Profile Image for Lizzie.
413 reviews34 followers
July 28, 2015
I picked this almost at random, long before I knew of Keenan's rich second life as a professional conspiracy theorist. The Tuareg is an early work from the 70s, and is initially difficult of which to make heads or tails. However, if you ignore the book's pretensions to geography, ethnography, and subtle self-aggrandizement, what comes through is a fascinating snapshot of the Kel Ahaggar at a moment of transition. Keenan's reconstruction of late 19th and early 20th century local history is fascinating, as is his documentation of the Kel Ahaggar's varied transitions to life as French subjects, then Algerian citizens.
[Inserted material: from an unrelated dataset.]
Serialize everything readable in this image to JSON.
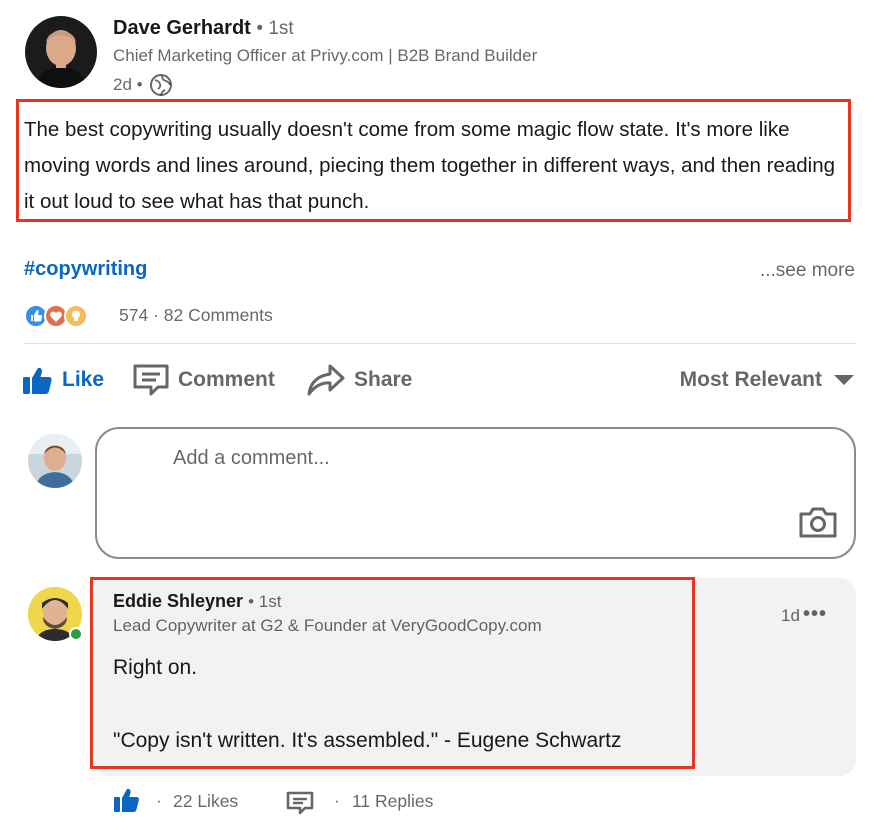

In refreshing contrast to many accounts of the Tuareg, Keenan largely resists romanticizing the lifestyle and instead describes a highly pragmatic, sometimes predatory social structure that was already in flux by the time the 20th century arrived.

More than anything, it was nice after the intense, and intensely Algiers-focused, A Savage War of Peace: Algeria, 1954-1962 to read from a different center of gravity where the war is hardly a blip in comparison to prospects for employment at the French nuclear site In Eker.
Profile Image for Mike Barton.
20 reviews7 followers
October 10, 2025
Rather terrific snapshot of where the Tuareg had ended up by the end on the sixties.